Apple’s Strategy – a la Steve Jobs

I was taken with the “” article by Justin Veriso on Steve Jobs and Apple. Justin summed up Apple’ s entire strategy in five points. The five points serve as an excellent example for both businesses and for everyone who holds a position.

Jobs is an interesting study. Some will say he was not a very nice person. Truth be known, he was not. That should not detract from us appreciating what we can learn from him. After all, we can learn what to and what not to do when observing him. In this case, the learning is impactful.

It is a given that you, and/or your company will change as time passes. You must keep questioning yourself and (1) be intentional – and make whatever changes you make intentional, and not accidental. Change should be constant for continual improvement.

(2) Identify your strengths. I love this one.
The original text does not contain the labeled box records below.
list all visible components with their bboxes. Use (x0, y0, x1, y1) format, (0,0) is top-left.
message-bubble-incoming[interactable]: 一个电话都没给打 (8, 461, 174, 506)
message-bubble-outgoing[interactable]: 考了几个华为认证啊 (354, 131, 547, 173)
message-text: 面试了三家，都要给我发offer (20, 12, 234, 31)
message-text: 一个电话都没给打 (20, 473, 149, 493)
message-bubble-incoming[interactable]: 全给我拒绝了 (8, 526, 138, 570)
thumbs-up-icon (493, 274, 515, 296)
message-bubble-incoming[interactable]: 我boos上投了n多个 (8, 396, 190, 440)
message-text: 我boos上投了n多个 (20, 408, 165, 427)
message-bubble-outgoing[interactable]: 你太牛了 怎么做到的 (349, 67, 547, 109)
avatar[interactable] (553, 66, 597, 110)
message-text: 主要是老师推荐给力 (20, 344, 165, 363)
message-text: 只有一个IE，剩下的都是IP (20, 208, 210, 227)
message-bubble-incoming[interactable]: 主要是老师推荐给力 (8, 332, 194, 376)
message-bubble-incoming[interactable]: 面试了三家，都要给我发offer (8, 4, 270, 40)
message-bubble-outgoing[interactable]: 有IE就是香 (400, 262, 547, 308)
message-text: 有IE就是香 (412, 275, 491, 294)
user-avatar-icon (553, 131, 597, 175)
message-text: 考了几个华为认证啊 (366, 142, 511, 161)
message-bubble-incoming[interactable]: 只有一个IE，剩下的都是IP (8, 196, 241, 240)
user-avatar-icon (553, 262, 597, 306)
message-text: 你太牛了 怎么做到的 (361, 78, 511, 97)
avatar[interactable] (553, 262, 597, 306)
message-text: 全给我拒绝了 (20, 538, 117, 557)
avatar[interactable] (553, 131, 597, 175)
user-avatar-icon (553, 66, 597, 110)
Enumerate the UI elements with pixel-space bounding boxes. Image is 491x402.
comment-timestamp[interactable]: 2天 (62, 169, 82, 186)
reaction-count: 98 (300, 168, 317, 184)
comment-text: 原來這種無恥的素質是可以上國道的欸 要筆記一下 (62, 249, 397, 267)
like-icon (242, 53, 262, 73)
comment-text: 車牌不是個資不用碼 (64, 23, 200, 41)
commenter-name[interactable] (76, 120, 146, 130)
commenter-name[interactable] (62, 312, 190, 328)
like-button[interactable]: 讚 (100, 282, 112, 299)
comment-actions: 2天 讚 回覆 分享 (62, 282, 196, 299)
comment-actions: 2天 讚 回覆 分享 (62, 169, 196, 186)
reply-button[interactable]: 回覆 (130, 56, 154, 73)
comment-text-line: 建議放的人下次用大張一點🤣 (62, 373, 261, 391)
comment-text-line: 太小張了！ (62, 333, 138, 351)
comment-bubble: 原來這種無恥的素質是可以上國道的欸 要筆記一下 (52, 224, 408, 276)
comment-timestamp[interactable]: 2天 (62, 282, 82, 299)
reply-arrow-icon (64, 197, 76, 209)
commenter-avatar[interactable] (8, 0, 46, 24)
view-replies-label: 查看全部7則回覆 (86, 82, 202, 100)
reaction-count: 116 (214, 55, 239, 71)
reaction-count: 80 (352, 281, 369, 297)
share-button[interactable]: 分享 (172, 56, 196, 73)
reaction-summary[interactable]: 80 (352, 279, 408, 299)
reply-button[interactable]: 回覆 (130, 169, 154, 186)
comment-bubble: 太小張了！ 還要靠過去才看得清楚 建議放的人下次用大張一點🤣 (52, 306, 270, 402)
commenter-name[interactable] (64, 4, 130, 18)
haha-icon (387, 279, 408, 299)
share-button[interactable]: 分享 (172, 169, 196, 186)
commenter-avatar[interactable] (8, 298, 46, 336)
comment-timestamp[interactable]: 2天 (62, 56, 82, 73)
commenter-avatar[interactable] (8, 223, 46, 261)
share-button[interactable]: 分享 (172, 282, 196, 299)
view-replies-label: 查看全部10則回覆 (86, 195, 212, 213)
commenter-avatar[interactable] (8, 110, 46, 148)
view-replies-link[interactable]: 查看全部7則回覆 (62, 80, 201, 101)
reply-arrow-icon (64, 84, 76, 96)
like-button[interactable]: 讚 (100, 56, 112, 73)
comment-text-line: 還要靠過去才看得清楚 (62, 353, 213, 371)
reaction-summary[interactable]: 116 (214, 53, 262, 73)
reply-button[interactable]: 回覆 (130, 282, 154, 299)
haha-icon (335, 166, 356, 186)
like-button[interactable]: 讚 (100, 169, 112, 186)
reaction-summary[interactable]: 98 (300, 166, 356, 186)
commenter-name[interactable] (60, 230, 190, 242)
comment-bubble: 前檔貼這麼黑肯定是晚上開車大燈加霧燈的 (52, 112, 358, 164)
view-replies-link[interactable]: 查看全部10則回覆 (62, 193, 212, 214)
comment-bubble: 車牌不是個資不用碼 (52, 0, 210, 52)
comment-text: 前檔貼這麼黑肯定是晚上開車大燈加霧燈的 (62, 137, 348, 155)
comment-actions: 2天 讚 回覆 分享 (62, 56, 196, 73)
Is your business, or are you the individual that people go to for a specific product, service, or resource? If not, why not? Do you excel (not the software program) well beyond your competition? If not, why not?

Jobs knew that Apple needed to continually question who it was, and what it did. Apple had to simply identify their values and focus. If you are a small downtown business, a large corporation, or an employee, can you describe your value, and focus in one sentence? If you are a manger, leader, or employee, can you identify your value and focus? Can you do it in one sentence of fewer than 15 words? I know I can! One must stress the importance of this concept.

(3) Learn from your competitors. Sounds familiar – I think I’ve mentioned this before. Apple identified where Google was stronger than they were. Jobs wanted Apple to catch up to Android where Apple was behind and leapfrog them.

(4) Justin’s take away was to focus on your strengths, but ignore your weaknesses at your own peril. Figure out what your one big thing/service/product is and, make sure you, and everyone is working to support it.

(5) The fifth focus item was to look to the future. Will the future be covered in one, three, or maybe five years hence? The question is very valid when you think of what are you will doing in one, three, or five years. Do you have an expansion of a product, of a product line, or maybe a relocation? It can be really anything. I have often heard that if you’re staying the same, then you are falling behind.

I have shared previously that I was training to become a volunteer for SHIIP. I have passed my training, but that is only the beginning of my volunteer time and learning. I look to the future, where I begin serving clients who want to know more about Medicare. I know that my learning curve is steep. Time and support from local volunteers and staff in Des Moines will help me in looking to the future.